Das Agieren mit der Farbe und mit dem Augenblick, das kennen wir von Rita Rohlfing schon. Bereits zur 100-Jahr-Feier des Clemens Sels Museums 2012 war die Kölner Künstlerin hier am Werk, als sie magentafarbene Teppichbahnen auf die Wiese hinterm Deilmann-Bau rollte. „Mapping the city“ hieß die Aktionskunst, die nur an einem Tag zu bestaunen war, und die die historische Achse zwischen altem und neuem Standpunkt vor den Zuschauern zog. Eine Installation, die eine Brücke zwischen Vergangenheit und Gegenwart im Kontext eines einmaligen zeitgenössischen Ausdrucks baute.

Emotionale Komplexität aus rationaler Kühle

Rohlfings Arbeiten sind Experimente mit Farbe, Licht und Figuration, neuerdings auch mit Fotografie. Einfangen und auflösen, erschließen und verlieren, näherkommen und distanzieren. Sorgfältig ausgewogene Geheimnisse, zum stetig neuen Erfahren. Ihr Werk ist vom Dualismus aus rationalem Kalkül und emotionaler Komplexität geprägt. Mag man den Formen in minimalistischer Knappheit den Part des Konkreten zuordnen und der Farbe und ihrer teilweisen Auflösung den des assoziationsträchtigen Imaginären, so ist auch dies den schwimmenden Grenzen freigegeben. Gewichtig ist das Licht als Transportmittel, als Überbringer der Farbe, in aller Vielfalt durch Brechung, Reflexion, Filterung und Diffusion. Kanten verschwimmen, Konturen verstärken sich. Spiel der Wahrnehmung. Zusammenhang von Objekt, Raum und Zeit. Nichts hat Bestand.

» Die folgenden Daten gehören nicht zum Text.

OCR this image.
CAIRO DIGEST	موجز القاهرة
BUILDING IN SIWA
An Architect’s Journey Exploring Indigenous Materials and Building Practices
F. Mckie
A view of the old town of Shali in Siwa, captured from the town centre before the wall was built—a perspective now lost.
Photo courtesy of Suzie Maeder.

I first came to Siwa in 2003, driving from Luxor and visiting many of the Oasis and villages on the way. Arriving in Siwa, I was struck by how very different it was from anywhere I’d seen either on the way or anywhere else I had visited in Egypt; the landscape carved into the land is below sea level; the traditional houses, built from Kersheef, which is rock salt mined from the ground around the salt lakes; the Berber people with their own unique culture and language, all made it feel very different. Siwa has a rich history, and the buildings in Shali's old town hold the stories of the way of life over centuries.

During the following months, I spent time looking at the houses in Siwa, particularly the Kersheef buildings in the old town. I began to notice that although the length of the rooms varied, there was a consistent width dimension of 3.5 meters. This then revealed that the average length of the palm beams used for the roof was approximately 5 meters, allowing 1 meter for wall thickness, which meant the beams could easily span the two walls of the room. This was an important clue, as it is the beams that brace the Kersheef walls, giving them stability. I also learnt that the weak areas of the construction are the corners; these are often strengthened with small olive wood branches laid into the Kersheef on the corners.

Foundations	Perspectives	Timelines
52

Für die Ausstellung „Das Virtuelle im Konkreten“ hat Rita Rohlfing die Architektur des Clemens Sels Museums eindringlich studiert. Der Schwere und Abgeschlossenheit des 70er-Jahre-Baus setzt sie ein ortsspezifisches Konzept entgegen, das Leichtigkeit, Flüchtigkeit und Tiefenräumlichkeit einziehen lässt. Eine präzise, überzeugende Schau. Einnehmend und wunderbar weitgreifend. Jedoch stößt sie in der ganzheitlichen Betrachtung in kleinen Übergangsbereichen „ortsspeziell“ auf Grenzen, dort wo Objekte anderer Abteilungen ins Gesamtbild ragen.